Proof strategy (vertex removal and induction):

  • Start with graph G with v vertices.
  • Remove vertices one-by-one to form a sequence: G = G_v, G_{v−1}, G_{v−2}, ..., G_3, G_2, G_1.
  • At each step, remove a vertex of degree at most d (guaranteed by assumption).
  • The base case G_1 (single vertex) is clearly (d + 1)-colorable.
  • If G_{i−1} is (d + 1)-colorable, then G_i is also (d + 1)-colorable, because the removed vertex has at most d neighbors, and we have d + 1 colors available.
  • Work backwards from G_1 to G_v to conclude that G is (d + 1)-colorable.

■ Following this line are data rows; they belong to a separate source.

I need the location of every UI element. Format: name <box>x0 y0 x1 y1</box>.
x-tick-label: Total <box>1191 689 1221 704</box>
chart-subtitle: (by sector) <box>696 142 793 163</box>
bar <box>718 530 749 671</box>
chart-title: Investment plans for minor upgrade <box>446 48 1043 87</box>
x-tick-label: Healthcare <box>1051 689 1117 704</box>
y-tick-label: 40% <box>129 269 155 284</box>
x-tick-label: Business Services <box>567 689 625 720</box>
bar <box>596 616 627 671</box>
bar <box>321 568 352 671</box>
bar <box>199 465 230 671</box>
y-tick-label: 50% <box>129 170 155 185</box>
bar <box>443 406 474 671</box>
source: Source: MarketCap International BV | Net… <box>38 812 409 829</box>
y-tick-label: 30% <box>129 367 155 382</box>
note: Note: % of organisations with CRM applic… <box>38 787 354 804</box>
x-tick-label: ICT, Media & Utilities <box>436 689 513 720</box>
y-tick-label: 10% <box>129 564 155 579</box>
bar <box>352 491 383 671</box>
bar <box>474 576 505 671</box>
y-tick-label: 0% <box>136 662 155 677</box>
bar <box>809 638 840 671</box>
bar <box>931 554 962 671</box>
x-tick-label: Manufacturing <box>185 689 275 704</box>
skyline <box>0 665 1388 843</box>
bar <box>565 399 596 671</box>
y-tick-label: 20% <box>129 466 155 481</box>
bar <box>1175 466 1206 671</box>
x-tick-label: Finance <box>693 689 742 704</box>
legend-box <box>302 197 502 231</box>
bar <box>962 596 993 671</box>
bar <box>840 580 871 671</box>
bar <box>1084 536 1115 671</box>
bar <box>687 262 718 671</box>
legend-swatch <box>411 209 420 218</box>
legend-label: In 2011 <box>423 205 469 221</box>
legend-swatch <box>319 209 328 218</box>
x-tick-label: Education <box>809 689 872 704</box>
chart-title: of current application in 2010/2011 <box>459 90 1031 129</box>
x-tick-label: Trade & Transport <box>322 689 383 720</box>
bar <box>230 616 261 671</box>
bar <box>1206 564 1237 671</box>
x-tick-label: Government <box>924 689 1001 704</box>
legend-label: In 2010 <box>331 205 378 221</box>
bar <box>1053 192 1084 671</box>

Example: when you remove a vertex with degree 5 or less, and you have 6 colors available, you can always find a color for that vertex when adding it back (since at most 5 colors are used by its neighbors).

✅ Six-colorability corollary

Corollary 12.7.4: Any planar graph G, and hence any planar map, is 6-colorable.

Proof:

  • Any subgraph of a planar graph is also planar.
  • By Lemma 12.7.2, every planar subgraph has a vertex of degree at most d = 5.
  • By Theorem 12.7.3, G is colorable with d + 1 = 5 + 1 = 6 colors.

Don't confuse: this proof shows 6 colors suffice (relatively easy), but the four color theorem shows 4 colors suffice (much harder, requires computers). Similar proofs exist for 5-colorability, though they are "a bit longer."

🔗 Connection to bipartite graphs

🔗 Circle-region graphs are 2-colorable

The excerpt mentions an earlier example involving regions formed by circles in the plane:

  • Place a vertex in each region.
  • Draw an edge between two vertices when their regions are adjacent.
  • This graph is 2-colorable (bipartite).

🔄 Why no odd cycles exist

The excerpt provides a direct proof:

  • Each edge of this graph crosses a single circle.
  • When walking around a cycle, each circle C contributes an even number of edges (alternating in, out, in, out, ... of C).
  • Therefore every cycle has even length.
  • By an earlier theorem (Theorem 12.2.2), a graph is 2-colorable if and only if it has no odd cycles.

Don't confuse: the circle-region case (2-colorable) vs. general planar maps (4-colorable). The special structure of circle-formed regions makes them much easier to color.